Fraud prevention

Google can provide additional user client information when we send SubmitOrderRequest. You can use this information to help prevent fraudulent transactions in your integration.

How to read fraud prevention signals

When your project is enabled to receive additional fraud prevention signals, the SubmitOrderRequest headers will contain information about the user client instead of Google's servers. The request headers will contain the following information:

  • IP address: The user client's IP address is available as the first IP in the x-forwarded-for field. This address is in either IPV4 or IPV6 format as determined by the user client's configuration.

  • User agent: The user agent string is stored in the user-agent field with a "Google-ActionsOnGoogle/1.0" suffix. Note that this field might not populate depending on the user's device and whether they placed an order by voice.

Below is a snippet of the SubmitOrderRequest HTTP header when fraud prevention is enabled:

User-Agent: Mozilla/5.0 (Macintosh; Intel Mac OS X 10_15_7) AppleWebKit/537.36 (KHTML, like Gecko) Chrome/ Safari/537.36,gzip(gfe),gzip(gfe) Google-ActionsOnGoogle/1.0

If the user client information isn't sufficient for you to perform fraud prevention, reach out to your Google contact to discuss alternative solutions.
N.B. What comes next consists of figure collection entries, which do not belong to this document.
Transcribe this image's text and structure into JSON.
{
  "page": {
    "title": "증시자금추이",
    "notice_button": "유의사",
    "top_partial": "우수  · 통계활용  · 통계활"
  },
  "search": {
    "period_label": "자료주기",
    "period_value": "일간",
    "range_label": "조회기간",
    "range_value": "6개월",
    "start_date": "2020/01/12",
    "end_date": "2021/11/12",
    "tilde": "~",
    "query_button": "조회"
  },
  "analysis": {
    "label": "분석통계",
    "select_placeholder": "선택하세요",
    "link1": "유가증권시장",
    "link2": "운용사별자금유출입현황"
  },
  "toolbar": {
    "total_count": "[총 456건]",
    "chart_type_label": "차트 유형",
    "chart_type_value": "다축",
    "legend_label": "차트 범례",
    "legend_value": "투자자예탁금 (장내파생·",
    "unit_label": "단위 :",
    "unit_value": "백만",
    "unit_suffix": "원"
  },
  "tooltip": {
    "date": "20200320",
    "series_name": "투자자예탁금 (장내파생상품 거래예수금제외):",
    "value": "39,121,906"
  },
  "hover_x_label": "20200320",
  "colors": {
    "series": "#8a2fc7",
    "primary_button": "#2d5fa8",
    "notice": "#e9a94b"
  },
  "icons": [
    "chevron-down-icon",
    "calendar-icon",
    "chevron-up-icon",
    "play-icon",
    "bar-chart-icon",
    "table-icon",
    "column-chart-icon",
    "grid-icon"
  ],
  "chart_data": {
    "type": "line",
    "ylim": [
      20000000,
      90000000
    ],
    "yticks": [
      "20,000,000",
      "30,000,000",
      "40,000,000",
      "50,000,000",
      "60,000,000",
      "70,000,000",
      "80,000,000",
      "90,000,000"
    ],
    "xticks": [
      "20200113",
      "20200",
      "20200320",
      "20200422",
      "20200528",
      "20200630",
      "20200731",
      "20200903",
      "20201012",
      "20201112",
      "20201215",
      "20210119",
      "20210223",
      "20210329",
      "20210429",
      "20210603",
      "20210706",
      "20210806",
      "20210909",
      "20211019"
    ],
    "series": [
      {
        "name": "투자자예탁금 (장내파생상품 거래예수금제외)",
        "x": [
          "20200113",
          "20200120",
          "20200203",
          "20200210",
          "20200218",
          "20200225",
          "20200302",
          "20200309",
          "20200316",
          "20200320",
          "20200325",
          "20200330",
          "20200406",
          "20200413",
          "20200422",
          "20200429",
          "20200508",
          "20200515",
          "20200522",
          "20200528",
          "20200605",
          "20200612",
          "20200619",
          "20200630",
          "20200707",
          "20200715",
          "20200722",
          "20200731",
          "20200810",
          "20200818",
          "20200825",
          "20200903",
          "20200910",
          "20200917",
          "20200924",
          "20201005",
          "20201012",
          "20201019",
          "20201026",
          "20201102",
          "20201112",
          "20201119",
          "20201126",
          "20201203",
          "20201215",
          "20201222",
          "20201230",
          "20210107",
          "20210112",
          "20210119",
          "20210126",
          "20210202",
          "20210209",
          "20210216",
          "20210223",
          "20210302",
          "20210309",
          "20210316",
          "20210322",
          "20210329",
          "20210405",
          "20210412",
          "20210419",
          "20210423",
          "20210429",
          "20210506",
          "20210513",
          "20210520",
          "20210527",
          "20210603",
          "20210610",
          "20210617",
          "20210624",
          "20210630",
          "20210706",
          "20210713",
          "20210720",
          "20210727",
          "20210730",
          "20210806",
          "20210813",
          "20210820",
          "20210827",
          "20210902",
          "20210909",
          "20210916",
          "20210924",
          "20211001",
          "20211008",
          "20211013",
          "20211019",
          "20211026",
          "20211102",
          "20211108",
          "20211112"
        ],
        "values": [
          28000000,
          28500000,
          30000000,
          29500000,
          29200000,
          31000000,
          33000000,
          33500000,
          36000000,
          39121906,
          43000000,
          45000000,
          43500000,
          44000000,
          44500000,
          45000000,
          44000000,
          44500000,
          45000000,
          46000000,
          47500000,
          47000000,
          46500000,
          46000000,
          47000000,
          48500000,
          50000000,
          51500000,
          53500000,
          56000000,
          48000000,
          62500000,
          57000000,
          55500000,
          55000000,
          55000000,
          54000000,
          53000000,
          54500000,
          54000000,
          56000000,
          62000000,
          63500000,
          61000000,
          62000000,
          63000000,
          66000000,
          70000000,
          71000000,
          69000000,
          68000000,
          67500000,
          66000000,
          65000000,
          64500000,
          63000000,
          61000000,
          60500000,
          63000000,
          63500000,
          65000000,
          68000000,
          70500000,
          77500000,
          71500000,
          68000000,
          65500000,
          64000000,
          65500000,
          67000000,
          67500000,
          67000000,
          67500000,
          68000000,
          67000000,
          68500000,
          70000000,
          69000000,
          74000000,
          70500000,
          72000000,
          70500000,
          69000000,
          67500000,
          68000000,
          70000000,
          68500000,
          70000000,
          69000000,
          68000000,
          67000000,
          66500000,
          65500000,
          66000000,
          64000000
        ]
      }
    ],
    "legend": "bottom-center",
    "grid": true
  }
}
How to handle fraudulent transactions during fulfillment

Based on the user’s IP address and user-agent information provided in the SubmitOrderRequest, use your internal fraud prevention algorithm to determine whether the transaction is legitimate.

If the transaction appears to be fraudulent, respond with an orderState of REJECTED and a rejectionInfo of INELIGIBLE, along with an appropriate error description in the SubmitOrderResponseMessage.

If the transaction appears to be legitimate, process the order as normal.